8. In Hero Vinoth (minor) vs. Seshammal, (2006) 5 SCC 545, Hon'ble Supreme Court has observed that : "The general rule is that High Court will not interfere with the concurrent findings of the Courts below. But it is not an absolute rule. Some of the well-recognised exceptions are where (i) the Courts below have ignored material evidence or acted on no evidence; (ii) the Courts have drawn wrong inferences from proved facts by applying the law erroneously; or (iii) the Courts have wrongly cast the burden of proof. When we refer to "decision based on no evidence", it not only refers to cases where there is a total dearth of evidence, but also refers to any case, where the evidence, taken as a whole, is not reasonably capable of supporting the finding."

9. I must consider this as an exceptional case wherein interference is felt necessary. Really speaking small difference of a rupee can be mutually rectified between the member and the Public Trust. The Court ought to note that the venerable maxim 'de minimis non curat lex' ('the law cares not for trifles') is part of the established reasonable legal principle which all enactments have adopted, or otherwise also which all enactments are deemed to accept. The difference of one rupee is so trivial and small. Such little, short or discountable petty amount could have been ignored in the modern day context to get more memberships for serving the charitable objects of the Trust. Hence, such minimal sum must not change the nature and status of membership of the charitable Trust by donations, patron, life and ordinary as the case may be, merely for the nonpayment for a very small or fractional difference of a rupee particularly in a situation when the member concerned is voluntarily ready and willing to pay the difference.
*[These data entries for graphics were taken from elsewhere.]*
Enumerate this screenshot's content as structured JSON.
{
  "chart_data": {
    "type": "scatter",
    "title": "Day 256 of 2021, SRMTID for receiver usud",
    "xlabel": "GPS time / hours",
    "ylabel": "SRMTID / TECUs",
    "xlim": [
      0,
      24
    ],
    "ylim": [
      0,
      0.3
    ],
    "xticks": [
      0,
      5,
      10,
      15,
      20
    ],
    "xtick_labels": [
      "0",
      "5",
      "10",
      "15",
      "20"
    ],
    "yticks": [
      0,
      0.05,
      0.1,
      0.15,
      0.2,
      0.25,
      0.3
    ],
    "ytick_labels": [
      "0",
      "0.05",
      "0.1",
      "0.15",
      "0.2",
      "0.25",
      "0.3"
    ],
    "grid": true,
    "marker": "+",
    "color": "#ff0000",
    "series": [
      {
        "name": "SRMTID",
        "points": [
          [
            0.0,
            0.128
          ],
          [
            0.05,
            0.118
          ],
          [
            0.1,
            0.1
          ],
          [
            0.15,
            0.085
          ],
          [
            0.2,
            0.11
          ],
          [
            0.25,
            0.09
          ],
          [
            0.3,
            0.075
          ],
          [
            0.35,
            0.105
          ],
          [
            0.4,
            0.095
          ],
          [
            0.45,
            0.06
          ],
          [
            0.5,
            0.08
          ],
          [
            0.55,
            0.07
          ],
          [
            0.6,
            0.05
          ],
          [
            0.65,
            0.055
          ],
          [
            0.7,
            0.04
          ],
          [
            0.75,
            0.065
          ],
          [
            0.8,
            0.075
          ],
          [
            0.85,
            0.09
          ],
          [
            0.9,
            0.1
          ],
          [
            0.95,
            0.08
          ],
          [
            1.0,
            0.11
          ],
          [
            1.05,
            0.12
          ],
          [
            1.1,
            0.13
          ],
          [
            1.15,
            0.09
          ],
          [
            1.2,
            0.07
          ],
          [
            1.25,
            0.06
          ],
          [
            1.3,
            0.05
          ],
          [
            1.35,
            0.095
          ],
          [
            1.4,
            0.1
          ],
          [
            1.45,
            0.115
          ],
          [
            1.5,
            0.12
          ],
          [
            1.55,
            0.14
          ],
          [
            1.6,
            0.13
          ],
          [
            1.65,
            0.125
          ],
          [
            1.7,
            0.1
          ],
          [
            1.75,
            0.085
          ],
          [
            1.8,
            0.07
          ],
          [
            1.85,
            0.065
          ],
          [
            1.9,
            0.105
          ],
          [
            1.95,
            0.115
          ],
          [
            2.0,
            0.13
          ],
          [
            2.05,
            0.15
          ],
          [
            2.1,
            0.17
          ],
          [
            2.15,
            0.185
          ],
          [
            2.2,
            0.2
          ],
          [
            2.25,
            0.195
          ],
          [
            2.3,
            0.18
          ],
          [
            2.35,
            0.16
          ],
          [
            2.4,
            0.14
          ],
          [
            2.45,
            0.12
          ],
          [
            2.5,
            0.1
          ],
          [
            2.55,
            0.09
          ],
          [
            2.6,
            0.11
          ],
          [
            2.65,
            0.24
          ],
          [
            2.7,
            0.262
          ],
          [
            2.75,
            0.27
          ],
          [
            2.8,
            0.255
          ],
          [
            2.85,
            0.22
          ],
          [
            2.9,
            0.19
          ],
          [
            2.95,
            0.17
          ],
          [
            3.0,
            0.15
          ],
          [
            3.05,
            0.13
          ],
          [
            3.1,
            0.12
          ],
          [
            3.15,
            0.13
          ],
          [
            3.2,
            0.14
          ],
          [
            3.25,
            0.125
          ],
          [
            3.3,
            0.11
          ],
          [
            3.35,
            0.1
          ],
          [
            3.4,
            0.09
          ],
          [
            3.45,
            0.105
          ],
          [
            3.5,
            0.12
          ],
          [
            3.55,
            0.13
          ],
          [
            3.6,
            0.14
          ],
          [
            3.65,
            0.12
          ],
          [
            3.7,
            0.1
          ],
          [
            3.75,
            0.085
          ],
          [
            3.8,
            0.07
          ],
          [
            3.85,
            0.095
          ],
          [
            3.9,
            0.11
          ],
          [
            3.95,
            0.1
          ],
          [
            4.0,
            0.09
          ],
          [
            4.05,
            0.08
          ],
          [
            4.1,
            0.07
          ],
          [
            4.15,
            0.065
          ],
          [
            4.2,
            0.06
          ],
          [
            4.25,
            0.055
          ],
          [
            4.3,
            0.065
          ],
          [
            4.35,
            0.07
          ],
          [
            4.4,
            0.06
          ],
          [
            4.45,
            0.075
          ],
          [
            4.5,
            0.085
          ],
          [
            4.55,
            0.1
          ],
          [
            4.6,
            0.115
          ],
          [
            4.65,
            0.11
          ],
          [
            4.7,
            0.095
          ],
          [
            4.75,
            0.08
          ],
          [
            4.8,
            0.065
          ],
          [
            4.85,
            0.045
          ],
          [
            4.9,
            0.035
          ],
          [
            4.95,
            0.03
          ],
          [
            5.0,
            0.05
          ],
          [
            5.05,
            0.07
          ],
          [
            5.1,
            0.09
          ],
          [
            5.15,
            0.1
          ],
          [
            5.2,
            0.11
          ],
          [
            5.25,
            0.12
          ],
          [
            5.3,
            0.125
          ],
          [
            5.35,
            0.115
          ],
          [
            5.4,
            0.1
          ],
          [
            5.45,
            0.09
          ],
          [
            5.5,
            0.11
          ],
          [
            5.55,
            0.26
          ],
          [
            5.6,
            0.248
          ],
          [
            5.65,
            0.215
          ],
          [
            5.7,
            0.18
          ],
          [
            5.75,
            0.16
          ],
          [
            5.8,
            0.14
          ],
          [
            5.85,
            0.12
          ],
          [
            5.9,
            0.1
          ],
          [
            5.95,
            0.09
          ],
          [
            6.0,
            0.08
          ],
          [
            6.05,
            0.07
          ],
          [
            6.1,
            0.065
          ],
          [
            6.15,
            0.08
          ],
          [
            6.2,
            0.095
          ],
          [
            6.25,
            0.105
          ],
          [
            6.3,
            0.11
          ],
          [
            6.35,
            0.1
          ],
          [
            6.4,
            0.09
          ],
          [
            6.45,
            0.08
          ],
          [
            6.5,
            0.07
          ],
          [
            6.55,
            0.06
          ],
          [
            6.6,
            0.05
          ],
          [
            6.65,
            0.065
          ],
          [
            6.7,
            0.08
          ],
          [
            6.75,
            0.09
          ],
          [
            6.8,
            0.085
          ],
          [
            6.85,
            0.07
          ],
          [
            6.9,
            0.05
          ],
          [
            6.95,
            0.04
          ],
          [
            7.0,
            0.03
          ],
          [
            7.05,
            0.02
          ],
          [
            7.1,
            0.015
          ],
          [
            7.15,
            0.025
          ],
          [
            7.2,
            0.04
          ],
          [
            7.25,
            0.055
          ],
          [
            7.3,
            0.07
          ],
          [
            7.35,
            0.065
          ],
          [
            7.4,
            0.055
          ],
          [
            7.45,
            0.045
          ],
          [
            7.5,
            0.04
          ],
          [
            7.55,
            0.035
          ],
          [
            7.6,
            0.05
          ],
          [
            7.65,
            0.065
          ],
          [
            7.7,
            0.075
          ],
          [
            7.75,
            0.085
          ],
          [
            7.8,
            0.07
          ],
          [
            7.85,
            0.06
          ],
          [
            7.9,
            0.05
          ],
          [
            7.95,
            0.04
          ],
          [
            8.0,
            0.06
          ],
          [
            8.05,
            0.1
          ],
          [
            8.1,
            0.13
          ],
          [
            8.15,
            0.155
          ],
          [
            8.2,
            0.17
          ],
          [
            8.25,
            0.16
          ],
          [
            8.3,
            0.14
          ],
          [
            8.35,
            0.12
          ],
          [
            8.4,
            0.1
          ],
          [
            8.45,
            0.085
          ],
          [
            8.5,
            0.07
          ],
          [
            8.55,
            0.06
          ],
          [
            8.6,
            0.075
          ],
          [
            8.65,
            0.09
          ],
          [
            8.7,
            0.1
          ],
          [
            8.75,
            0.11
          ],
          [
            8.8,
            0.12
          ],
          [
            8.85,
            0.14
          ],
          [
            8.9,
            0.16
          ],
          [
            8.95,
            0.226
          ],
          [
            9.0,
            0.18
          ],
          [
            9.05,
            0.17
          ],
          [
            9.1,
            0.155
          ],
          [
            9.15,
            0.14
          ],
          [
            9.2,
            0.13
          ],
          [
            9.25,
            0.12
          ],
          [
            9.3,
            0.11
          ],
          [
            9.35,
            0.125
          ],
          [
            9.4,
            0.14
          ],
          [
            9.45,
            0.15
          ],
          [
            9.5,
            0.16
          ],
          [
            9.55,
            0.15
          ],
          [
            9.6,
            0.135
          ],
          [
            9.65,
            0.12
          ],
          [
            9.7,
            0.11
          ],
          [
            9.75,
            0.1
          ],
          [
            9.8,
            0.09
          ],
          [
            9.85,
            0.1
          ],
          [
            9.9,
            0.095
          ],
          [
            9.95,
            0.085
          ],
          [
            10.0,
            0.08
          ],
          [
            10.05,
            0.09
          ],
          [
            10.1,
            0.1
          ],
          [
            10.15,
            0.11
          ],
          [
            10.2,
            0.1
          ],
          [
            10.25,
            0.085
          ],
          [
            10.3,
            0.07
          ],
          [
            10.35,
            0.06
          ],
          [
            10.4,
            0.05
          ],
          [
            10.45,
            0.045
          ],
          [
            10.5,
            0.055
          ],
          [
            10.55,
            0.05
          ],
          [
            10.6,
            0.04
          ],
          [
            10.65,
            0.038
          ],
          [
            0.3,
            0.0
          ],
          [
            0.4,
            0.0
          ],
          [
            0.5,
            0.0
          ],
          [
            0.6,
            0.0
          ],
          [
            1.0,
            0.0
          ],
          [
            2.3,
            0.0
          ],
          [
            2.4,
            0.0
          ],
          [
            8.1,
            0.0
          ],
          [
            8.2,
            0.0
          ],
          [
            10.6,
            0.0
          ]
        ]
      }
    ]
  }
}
Reasonable and rational view should be taken in such matters so as to ensure that object of the donor/contributory to serve the Trust as an appropriate member is served in larger public interest.

10. Principle of natural justice ought not to be forgotten. In MohinderSingh Gill and another vs. The Chief Election Commissioner, New Delhi and Others, [(1978) 1 SCC 405], Honble Supreme Court has observed:

"Indeed, natural justice is a pervasive facet of secular law where a spiritual touch enlivens legislation, administration and adjudication, to make fairness a creed of life. It has many colours and shades, many forms and shapes and, save where valid law excludes it, applies when people are affected by acts of authority. It is the hone of healthy government, recognised from earliest times and not a mystic testament of judge-made law. Indeed, from the legendary days of Adam and of Kautilya's Arthasastra the rule of law has had this stamp of natural justice which makes it social justice. We need not go into these deeps for the present except to indicate that the roots of natural justice and its foliage are noble and not new-fangled. Today its application must be sustained by current legislation, case-law or other extant principle, not the hoary chords of legend and history. Our jurisprudence has sanctioned its prevalence even like the Anglo-American system."

11. In the light of the principle discussed as above, Joint charity commissioner can consider the representation of the appellant in this regard to settle the controversy in the larger interests of the public Trust to accommodate the members accordingly by giving the members the opportunity of hearing. Substantial questions of law raised have to be answered accordingly. I, therefore, set aside the impugned Judgment and Order by the Authority and the Court below to order that the proceedings be remanded before the Joint charity commissioner concerned to give opportunity of hearing to the appellant and to decide the representation of the appellants in accordance with law bearing in mind the principles stated above The Second Appeal is allowed and disposed of accordingly.